If you're getting them from an unofficial mirror site, you need to consider how much you trust the administrators of the site. It is possible that someone is distributing a modified form of the software with back doors that would allow someone to gain access to your machine. This can be classed as paranoid but is worth remembering
If you do not want to install and execute a program that has been given to you in a program, there are some things you can do to help minimise risk. Always run untrusted programs as a non-root user unless the program specifically requires root privileges to operate. This will contain any damages the program might do, affecting only files and directories owned by that user. If you want to get some idea of what the program might do before you execute it, you can run the strings command over the program. You might also consider first running the program and watching what it is doing using a program, which display the system and library calls that the program is making. Look for references to unusual file system or network activity in the traces.
Befriend your system logfiles as they can tell you a lot about what is happening on your system.
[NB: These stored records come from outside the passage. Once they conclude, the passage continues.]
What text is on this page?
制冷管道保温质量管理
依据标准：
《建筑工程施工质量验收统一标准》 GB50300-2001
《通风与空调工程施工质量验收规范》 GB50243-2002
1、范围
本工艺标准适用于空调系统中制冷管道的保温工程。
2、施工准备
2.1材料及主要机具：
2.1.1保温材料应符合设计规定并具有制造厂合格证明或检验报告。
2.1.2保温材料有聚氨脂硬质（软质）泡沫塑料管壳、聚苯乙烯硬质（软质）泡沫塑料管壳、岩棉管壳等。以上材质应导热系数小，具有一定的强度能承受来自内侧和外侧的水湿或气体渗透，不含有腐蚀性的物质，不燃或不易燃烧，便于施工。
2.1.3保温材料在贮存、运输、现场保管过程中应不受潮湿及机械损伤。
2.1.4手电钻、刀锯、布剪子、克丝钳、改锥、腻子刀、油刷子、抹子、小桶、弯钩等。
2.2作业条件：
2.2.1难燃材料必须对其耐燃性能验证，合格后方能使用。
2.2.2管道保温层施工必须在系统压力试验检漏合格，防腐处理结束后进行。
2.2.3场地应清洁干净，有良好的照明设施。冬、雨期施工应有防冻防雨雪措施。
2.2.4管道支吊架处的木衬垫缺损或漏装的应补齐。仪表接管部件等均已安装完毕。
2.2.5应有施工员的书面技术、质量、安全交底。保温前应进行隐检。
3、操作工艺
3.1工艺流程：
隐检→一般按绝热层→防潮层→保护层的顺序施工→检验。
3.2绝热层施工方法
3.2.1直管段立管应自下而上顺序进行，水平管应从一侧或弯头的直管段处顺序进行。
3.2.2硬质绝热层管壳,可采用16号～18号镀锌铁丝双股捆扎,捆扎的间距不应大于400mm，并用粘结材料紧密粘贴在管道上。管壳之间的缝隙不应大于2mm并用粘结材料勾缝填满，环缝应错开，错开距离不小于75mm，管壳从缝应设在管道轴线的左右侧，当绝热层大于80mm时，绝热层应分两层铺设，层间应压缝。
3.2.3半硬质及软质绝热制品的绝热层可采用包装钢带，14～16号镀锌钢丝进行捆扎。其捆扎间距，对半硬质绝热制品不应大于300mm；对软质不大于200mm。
You can find information about when network connection has been made to your system, who has been using the root account, and failed login attempts. You should check your logfiles periodically and get to know what is normal and, more usefully, what is abnormal. Investigate if the latter!
It's important to keep the software on your system current. Keeping the software on your system up-to-date helps ensure that all bug security fixes are applied. Most Linux distributions provide a set of packages that are security fixes only, so you don't have to worry about issues such as configuration file and feature changes in order to keep your system secure. You should keep track of these updates.
Most security breaches are performed by people inside the organisation running the target system. The most comprehensive software security configuration in the world means nothing if someone can walk up to your machine and boot a USB containing exploit code.
If your machine uses BIOS or system PROM that allows the device boot order to be configured, set it so that the floppy and CD-ROM drives boot after the hard drive. If your BIOS provides support for password protection of its configuration, use it. If you can padlock that machine case closed, consider doing so. If you can keep the machine in a physically secure area such as a locked room then that's even better.